The effect of split injection on fuel adhesion characteristics under static flow and cross-flow field conditions

Abstract

The flat-wall wetting phenomenon is inevitable because of the smaller cylinder volume and higher injection pressure inside direct-injection spark ignition (DISI) engines. The fuel adhesion phenomenon after wall impingement negatively affects the fuel spray mixture formation, the fuel consumption, and the pollutant emissions. In this study, the effects of different fuel injection strategies on the wall-impingement behavior were compared under static flow and cross-flow field conditions. The refractive index matching (RIM) method and high-speed video (HSV) camera were adopted to measure the propagation of fuel adhesion and the spray structure of the vertical plane, respectively.
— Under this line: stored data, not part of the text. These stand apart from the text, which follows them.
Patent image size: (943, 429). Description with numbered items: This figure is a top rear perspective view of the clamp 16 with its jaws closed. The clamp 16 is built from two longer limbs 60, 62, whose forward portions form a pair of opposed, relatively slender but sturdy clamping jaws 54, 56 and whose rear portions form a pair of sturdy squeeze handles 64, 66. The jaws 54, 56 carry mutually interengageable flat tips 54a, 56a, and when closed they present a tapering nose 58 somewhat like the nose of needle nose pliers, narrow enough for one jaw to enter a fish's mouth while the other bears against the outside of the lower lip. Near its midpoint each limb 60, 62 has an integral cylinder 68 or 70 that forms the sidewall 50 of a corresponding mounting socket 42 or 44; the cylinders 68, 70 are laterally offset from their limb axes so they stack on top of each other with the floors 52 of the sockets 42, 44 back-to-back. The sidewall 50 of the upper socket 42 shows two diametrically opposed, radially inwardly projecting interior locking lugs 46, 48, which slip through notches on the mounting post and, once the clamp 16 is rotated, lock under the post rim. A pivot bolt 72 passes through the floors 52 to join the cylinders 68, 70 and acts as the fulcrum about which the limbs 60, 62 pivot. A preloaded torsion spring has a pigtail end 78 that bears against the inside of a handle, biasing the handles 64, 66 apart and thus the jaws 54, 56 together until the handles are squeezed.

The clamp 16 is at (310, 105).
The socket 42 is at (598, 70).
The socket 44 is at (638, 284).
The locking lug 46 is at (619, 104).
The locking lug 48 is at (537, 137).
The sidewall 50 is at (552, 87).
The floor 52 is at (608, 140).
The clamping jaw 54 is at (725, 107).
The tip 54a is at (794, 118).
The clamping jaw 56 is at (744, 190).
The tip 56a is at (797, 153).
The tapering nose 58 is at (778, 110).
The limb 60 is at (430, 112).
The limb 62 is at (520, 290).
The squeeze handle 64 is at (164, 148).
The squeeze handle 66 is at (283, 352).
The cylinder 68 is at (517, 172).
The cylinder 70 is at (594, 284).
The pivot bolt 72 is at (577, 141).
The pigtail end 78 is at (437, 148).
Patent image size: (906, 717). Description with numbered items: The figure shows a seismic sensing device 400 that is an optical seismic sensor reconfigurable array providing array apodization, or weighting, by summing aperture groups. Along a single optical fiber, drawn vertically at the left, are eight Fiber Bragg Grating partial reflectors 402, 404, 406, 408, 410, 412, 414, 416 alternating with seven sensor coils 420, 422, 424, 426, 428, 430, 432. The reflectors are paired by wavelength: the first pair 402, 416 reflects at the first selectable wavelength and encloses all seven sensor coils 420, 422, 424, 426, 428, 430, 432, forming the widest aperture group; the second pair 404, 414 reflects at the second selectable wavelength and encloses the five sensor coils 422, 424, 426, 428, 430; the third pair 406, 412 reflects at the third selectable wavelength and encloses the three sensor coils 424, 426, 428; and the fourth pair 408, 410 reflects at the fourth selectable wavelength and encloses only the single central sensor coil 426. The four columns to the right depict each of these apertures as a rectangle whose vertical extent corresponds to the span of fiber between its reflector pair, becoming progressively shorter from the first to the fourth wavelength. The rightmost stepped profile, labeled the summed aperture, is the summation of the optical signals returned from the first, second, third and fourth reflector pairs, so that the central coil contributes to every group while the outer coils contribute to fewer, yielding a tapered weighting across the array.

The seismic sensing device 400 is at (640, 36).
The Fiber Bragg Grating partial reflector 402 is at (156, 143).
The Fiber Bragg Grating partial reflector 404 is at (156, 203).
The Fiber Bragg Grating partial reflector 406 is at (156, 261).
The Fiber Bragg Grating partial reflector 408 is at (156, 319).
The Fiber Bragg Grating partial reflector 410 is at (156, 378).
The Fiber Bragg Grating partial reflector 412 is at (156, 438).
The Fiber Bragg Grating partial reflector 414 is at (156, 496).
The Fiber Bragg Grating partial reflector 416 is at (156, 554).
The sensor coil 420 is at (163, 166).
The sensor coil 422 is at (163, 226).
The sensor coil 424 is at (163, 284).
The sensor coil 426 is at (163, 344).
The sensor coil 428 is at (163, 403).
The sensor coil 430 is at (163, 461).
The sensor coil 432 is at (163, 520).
Meanwhile, a dimensionless parameter named “deformation coefficient Id,” which is defined as the fuel adhesion length divided by the width, is proposed to evaluate the degree of distortion of the fuel adhesion. Therefore, when Id approaches 1, the fuel adhesion shape approaches a circle. The results show that the cross-flow promotes the diffusion of the fuel spray, which leads to an increase in the fuel adhesion area. The fuel adhesion shape is similar to that of a slender strip under cross-flow field conditions, but almost maintains a circle under static flow field conditions. The cross-flow decreased the average fuel adhesion thickness. Meanwhile, the cross-flow also promotes the evaporation of the adhered fuel on a flat-wall, which leads to a reduction in the fuel adhesion area and mass with time. Additionally, it was found that triple injection can decrease the fuel adhesion thickness, area, and mass ratio under cross-flow field conditions. To achieve carbon neutrality, optimizing fuel injection strategies to reduce emissions is one of the primary purposes of this study.